Segundo o vereador Professor Idelmino (PCdoB), a comissão foi criada após audiência pública realizada em 2 de julho, na Câmara Municipal, quando foi estabelecido prazo de até 60 dias para a elaboração de um estudo sobre a viabilidade jurídica do enquadramento e, caso a medida não seja considerada legalmente possível, a apresentação de alternativas de valorização da categoria.
A Lei Federal nº 15.326/2026 alterou a legislação educacional para reconhecer como profissionais do magistério aqueles que exercem funções docentes na educação infantil, independentemente da nomenclatura do cargo. Entre os critérios discutidos estão a formação do profissional, a forma de ingresso no serviço público e as atividades efetivamente desempenhadas.
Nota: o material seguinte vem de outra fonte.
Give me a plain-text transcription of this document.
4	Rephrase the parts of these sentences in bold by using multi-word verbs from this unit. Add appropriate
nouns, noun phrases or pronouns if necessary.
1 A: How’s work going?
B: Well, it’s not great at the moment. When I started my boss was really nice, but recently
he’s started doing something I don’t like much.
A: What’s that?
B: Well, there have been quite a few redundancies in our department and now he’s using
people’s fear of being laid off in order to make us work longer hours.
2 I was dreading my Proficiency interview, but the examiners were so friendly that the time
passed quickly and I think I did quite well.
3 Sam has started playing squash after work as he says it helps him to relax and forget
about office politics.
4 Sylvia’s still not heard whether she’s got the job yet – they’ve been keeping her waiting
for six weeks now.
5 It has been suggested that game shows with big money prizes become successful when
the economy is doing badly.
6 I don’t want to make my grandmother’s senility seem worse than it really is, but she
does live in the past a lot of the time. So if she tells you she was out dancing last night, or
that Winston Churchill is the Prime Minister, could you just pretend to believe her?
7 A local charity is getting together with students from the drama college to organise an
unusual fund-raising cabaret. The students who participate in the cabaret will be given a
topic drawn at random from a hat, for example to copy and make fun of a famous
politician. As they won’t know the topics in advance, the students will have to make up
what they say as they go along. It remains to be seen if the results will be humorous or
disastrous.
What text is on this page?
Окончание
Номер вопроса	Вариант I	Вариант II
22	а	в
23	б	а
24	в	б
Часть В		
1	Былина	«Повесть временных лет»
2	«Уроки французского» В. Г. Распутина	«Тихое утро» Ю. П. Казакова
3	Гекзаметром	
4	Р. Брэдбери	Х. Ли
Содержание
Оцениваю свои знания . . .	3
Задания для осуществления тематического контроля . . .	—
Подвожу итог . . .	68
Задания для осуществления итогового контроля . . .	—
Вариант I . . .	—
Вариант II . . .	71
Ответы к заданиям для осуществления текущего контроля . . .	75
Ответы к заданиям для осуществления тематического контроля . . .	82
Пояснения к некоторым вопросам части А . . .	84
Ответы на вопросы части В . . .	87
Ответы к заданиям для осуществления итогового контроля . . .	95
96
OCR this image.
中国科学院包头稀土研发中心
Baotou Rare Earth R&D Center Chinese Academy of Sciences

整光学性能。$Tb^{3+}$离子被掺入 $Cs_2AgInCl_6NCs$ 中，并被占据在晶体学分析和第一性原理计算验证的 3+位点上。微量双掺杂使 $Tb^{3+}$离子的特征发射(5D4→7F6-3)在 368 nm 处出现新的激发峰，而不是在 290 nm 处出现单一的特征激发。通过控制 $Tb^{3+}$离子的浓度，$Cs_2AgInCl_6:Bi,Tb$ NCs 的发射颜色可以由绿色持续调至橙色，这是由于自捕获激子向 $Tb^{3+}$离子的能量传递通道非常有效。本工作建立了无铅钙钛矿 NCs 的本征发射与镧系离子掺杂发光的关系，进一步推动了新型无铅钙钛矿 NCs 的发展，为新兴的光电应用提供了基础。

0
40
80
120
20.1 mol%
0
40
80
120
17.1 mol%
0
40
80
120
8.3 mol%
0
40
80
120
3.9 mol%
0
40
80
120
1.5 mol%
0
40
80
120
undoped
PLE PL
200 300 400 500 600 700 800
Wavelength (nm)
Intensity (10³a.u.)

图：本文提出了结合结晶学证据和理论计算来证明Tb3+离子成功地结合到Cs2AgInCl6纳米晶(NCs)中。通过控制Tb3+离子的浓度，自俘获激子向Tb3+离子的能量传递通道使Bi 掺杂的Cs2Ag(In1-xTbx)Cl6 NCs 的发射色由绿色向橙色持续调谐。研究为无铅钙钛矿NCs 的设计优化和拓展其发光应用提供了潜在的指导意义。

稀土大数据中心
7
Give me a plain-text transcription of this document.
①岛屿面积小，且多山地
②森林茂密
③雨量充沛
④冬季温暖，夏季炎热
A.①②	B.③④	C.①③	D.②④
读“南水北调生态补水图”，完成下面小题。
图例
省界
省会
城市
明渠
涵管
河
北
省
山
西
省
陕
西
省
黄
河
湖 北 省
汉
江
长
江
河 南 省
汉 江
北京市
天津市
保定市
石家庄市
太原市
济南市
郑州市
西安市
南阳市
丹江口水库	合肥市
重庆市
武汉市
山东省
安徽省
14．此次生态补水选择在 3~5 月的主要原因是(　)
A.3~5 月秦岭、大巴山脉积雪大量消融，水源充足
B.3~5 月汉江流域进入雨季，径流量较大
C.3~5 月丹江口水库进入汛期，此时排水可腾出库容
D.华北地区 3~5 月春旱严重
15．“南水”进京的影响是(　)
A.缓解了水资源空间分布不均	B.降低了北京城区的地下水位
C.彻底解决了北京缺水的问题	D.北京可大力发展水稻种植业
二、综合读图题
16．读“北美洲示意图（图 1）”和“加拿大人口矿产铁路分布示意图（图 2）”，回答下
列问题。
A análise desta comissão também considera o entendimento do Tribunal de Contas do Estado de Minas Gerais (TCE-MG), segundo o qual devem ser avaliadas as atividades efetivamente exercidas pelos profissionais, a formação e a forma de ingresso no serviço público, e não apenas a nomenclatura do cargo.
Além da análise jurídica, os trabalhos devem considerar os possíveis impactos financeiros da medida e os limites estabelecidos pela Lei de Responsabilidade Fiscal.
A Comissão de Enquadramento dos Auxiliares em Educação dará continuidade aos estudos e às discussões com representantes da Câmara, Prefeitura, Secretaria Municipal de Educação e Esportes e profissionais da categoria.